# Question about moment of inertia

1. Aug 3, 2004

### gogetagritz

I have seen moment of inertia equations which give scalar and second order tensor solutions. When is it appropriate to use either equations, and is the scalar equation of just the integral over a volume of R^2 dm just the same thing as I(1,1) when solving the matrix equation toa=I * alpha?

2. Aug 4, 2004

### arildno

In the specific case where a rigid object undergoes merely uni-axial rotation, we may disregard the inertial tensor, and retain the object's moment of inertia about the given rotation axis (going through some point).

In fact, if you describe the inertial tensor in the (non-inertial) coordinate system of the instantaneous rotation axis and two mutually orthogonal axes to this, you will have in the energy equation, for example, that the rotational energy is given by $$\frac{1}{2}I_{\omega}\omega^{2}$$ where $$I_{\omega}$$ is called the moment of inertia with respect to the instantaneous rotation axis (going through C.M).

However, since the instantaneous rotation axis may change direction, $$I_{\omega}$$ is, in general, a function of time.

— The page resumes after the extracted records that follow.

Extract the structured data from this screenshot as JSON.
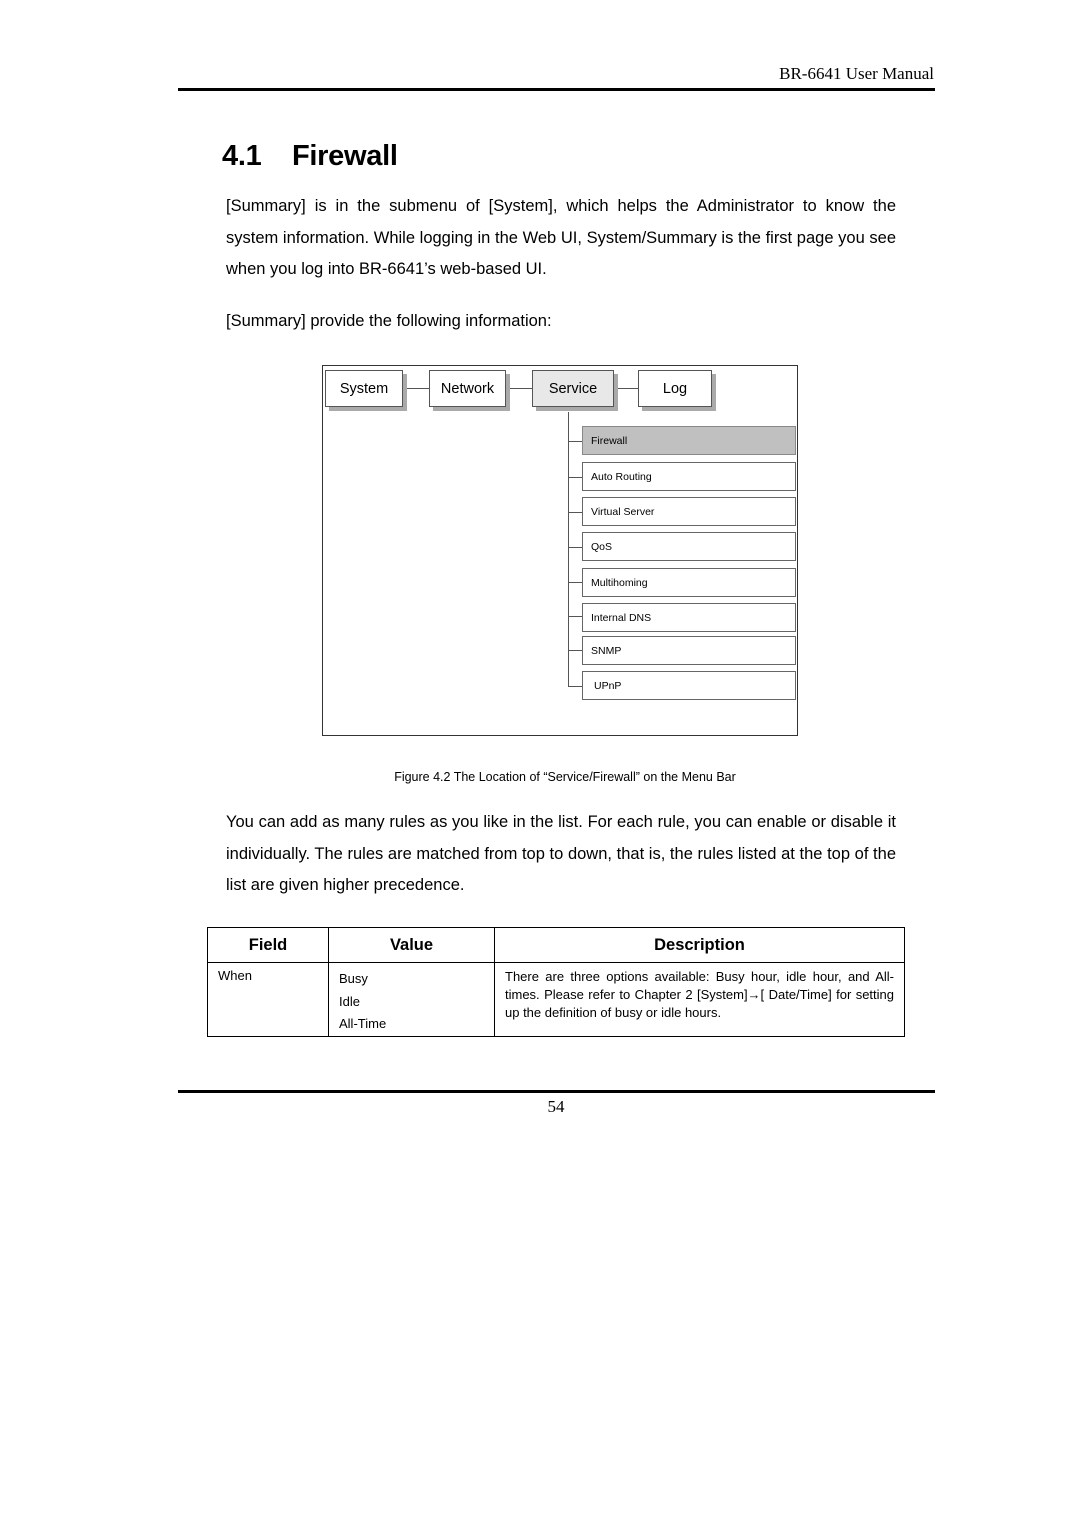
{
  "header": {
    "running_title": "BR-6641 User Manual"
  },
  "section": {
    "number": "4.1",
    "title": "Firewall"
  },
  "paragraphs": {
    "intro": "[Summary] is in the submenu of [System], which helps the Administrator to know the system information. While logging in the Web UI, System/Summary is the first page you see when you log into BR-6641’s web-based UI.",
    "provide": "[Summary] provide the following information:",
    "rules": "You can add as many rules as you like in the list. For each rule, you can enable or disable it individually. The rules are matched from top to down, that is, the rules listed at the top of the list are given higher precedence."
  },
  "diagram": {
    "menu": [
      "System",
      "Network",
      "Service",
      "Log"
    ],
    "active_menu": "Service",
    "submenu": [
      "Firewall",
      "Auto Routing",
      "Virtual Server",
      "QoS",
      "Multihoming",
      "Internal DNS",
      "SNMP",
      "UPnP"
    ],
    "active_submenu": "Firewall"
  },
  "figure_caption": "Figure 4.2 The Location of “Service/Firewall” on the Menu Bar",
  "table": {
    "headers": [
      "Field",
      "Value",
      "Description"
    ],
    "rows": [
      {
        "field": "When",
        "values": [
          "Busy",
          "Idle",
          "All-Time"
        ],
        "description": "There are three options available: Busy hour, idle hour, and All-times. Please refer to Chapter 2 [System]→[ Date/Time] for setting up the definition of busy or idle hours."
      }
    ]
  },
  "footer": {
    "page_number": "54"
  }
}
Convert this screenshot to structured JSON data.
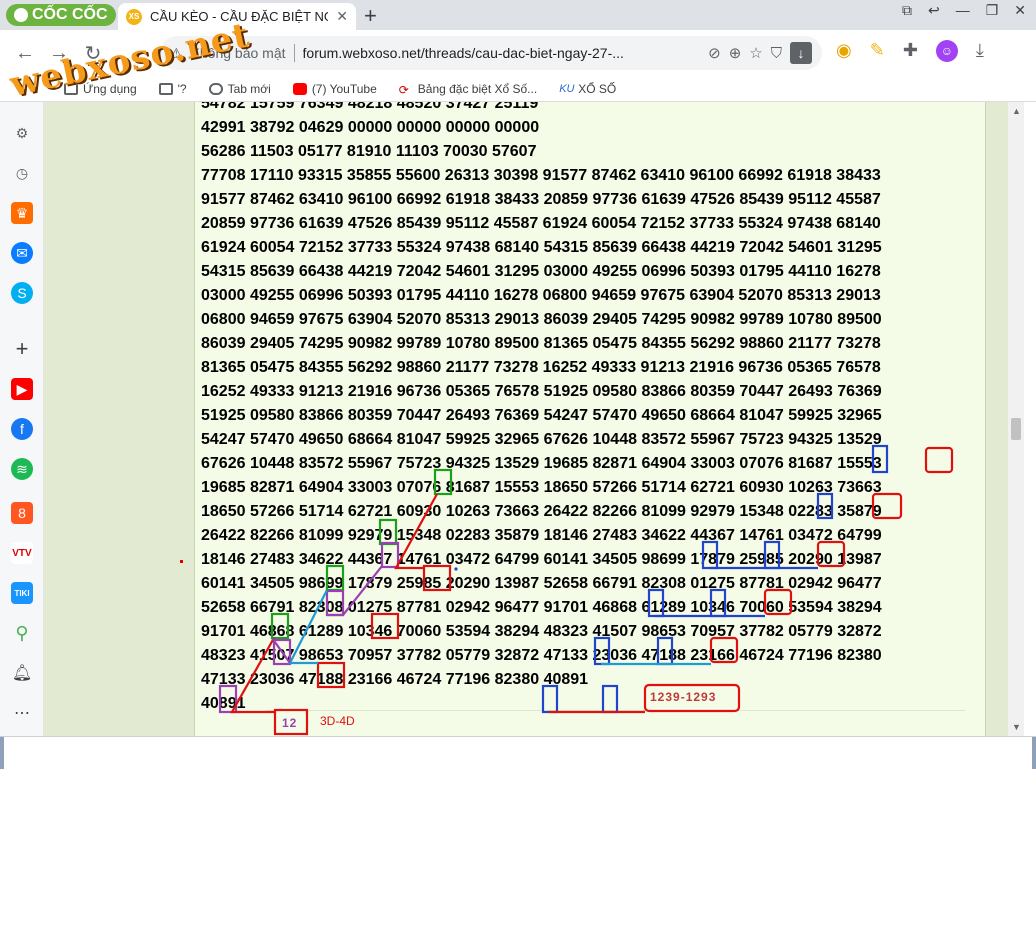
{
  "browser": {
    "brand": "CỐC CỐC",
    "tab_title": "CẦU KÈO - CẦU ĐẶC BIỆT NG",
    "tab_favicon": "XS",
    "security_text": "Không bảo mật",
    "url": "forum.webxoso.net/threads/cau-dac-biet-ngay-27-...",
    "avatar_letter": "☺"
  },
  "bookmarks": [
    {
      "icon": "folder-icon",
      "label": "Ứng dụng"
    },
    {
      "icon": "folder-icon",
      "label": "'?"
    },
    {
      "icon": "globe-icon",
      "label": "Tab mới"
    },
    {
      "icon": "youtube-icon",
      "label": "(7) YouTube"
    },
    {
      "icon": "xoso-icon",
      "label": "Bảng đặc biệt Xổ Số..."
    },
    {
      "icon": "ku-icon",
      "label": "XỔ SỐ"
    }
  ],
  "watermark": "webxoso.net",
  "colors": {
    "green": "#1aa01a",
    "blue": "#2244cc",
    "red": "#e01010",
    "purple": "#9a3fb4",
    "cyan": "#1e9ad6"
  },
  "post": {
    "rows": [
      "54782 15759 76349 48218 48520 37427 25119",
      "42991 38792 04629 00000 00000 00000 00000",
      "56286 11503 05177 81910 11103 70030 57607",
      "77708 17110 93315 35855 55600 26313 30398 91577 87462 63410 96100 66992 61918 38433",
      "91577 87462 63410 96100 66992 61918 38433 20859 97736 61639 47526 85439 95112 45587",
      "20859 97736 61639 47526 85439 95112 45587 61924 60054 72152 37733 55324 97438 68140",
      "61924 60054 72152 37733 55324 97438 68140 54315 85639 66438 44219 72042 54601 31295",
      "54315 85639 66438 44219 72042 54601 31295 03000 49255 06996 50393 01795 44110 16278",
      "03000 49255 06996 50393 01795 44110 16278 06800 94659 97675 63904 52070 85313 29013",
      "06800 94659 97675 63904 52070 85313 29013 86039 29405 74295 90982 99789 10780 89500",
      "86039 29405 74295 90982 99789 10780 89500 81365 05475 84355 56292 98860 21177 73278",
      "81365 05475 84355 56292 98860 21177 73278 16252 49333 91213 21916 96736 05365 76578",
      "16252 49333 91213 21916 96736 05365 76578 51925 09580 83866 80359 70447 26493 76369",
      "51925 09580 83866 80359 70447 26493 76369 54247 57470 49650 68664 81047 59925 32965",
      "54247 57470 49650 68664 81047 59925 32965 67626 10448 83572 55967 75723 94325 13529",
      "67626 10448 83572 55967 75723 94325 13529 19685 82871 64904 33003 07076 81687 15553",
      "19685 82871 64904 33003 07076 81687 15553 18650 57266 51714 62721 60930 10263 73663",
      "18650 57266 51714 62721 60930 10263 73663 26422 82266 81099 92979 15348 02283 35879",
      "26422 82266 81099 92979 15348 02283 35879 18146 27483 34622 44367 14761 03472 64799",
      "18146 27483 34622 44367 14761 03472 64799 60141 34505 98699 17879 25985 20290 13987",
      "60141 34505 98699 17879 25985 20290 13987 52658 66791 82308 01275 87781 02942 96477",
      "52658 66791 82308 01275 87781 02942 96477 91701 46868 61289 10346 70060 53594 38294",
      "91701 46868 61289 10346 70060 53594 38294 48323 41507 98653 70957 37782 05779 32872",
      "48323 41507 98653 70957 37782 05779 32872 47133 23036 47188 23166 46724 77196 82380",
      "47133 23036 47188 23166 46724 77196 82380 40891",
      "40891"
    ],
    "annotation_sequence": "1239-1293",
    "annotation_pair": "12",
    "caption": "3D-4D"
  }
}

When is it appropriate to use the scalar expression?
This is appropriate only if you know (from somewhere else) that the object undergoes uni-axial rotation.
However, even if you know this, the tensor may be easier to calculate all the same, since you then have the opportunity to choose a coordinate system in which the terms are optimally easy to calculate.

3. Aug 4, 2004

### tomkeus

Tensor of inertia is symmetric, thus it always has eigenvectors which make orthogonal basis in which it's representation is diagonal. In this case it acts like a scalar.